Pop-up shops seem to be going mainstream this year. A Time.com story, Why Pop-Up Shops Are Hot, looks at this new retail business model.

While pop-ups have had a dubious reputation in the past, of being fly-by-night outfits, they have recently been gaining respectability. The main indoor retail mall here in Eugene, Oregon has had kiosks for several years, modeled after NYC push-carts, positioned down the center of the main walkways. Some of those businesses, such as mobile phone sales, earrings, and sunglasses shops, have been in business a long time, month in and month out. Others have been seasonal, e.g., holiday decorations, and calendars, sprouting in October or November, disappearing in January, and returning again a year later.

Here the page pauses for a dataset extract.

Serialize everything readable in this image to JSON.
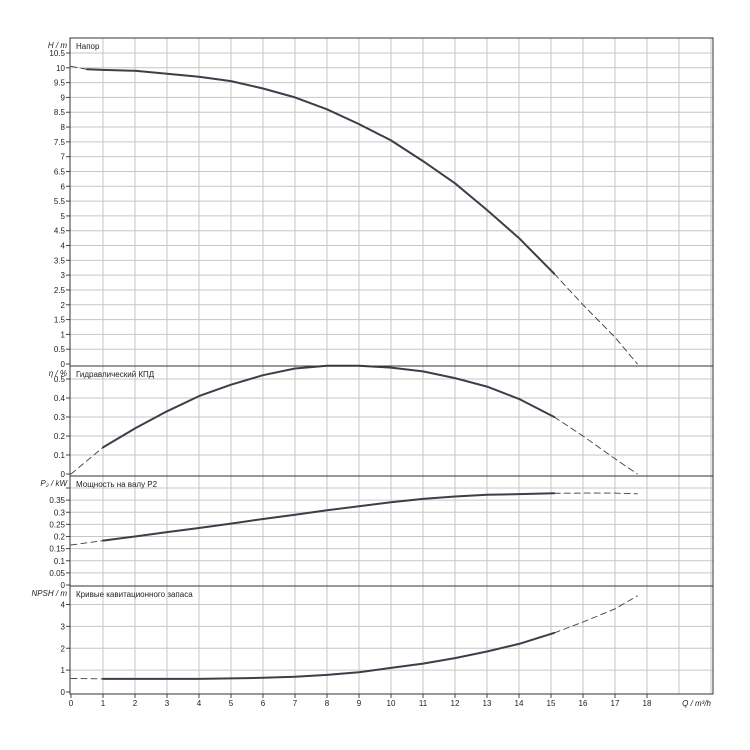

This year some big-name retailers are experimenting with pop-up locations. Toys “R” Us, American Eagle, The Gap, and J.C. Penney have been taking advantage of the numerous empty retail storefronts to test product lines, or new target markets, or to maximize exposure for seasonal selling. Shop owners are realizing that even a short-term rent is preferable to no rent at all.

So, perhaps, a pop-up shop might be just the ticket for you to start your new venture, requiring less startup capital, no long-term leases, in potentially high-traffic locations. However, don’t think that a short-term, quick start eliminates your need to plan. Planning your cash needs up front and watching your monthly cash flow is still important.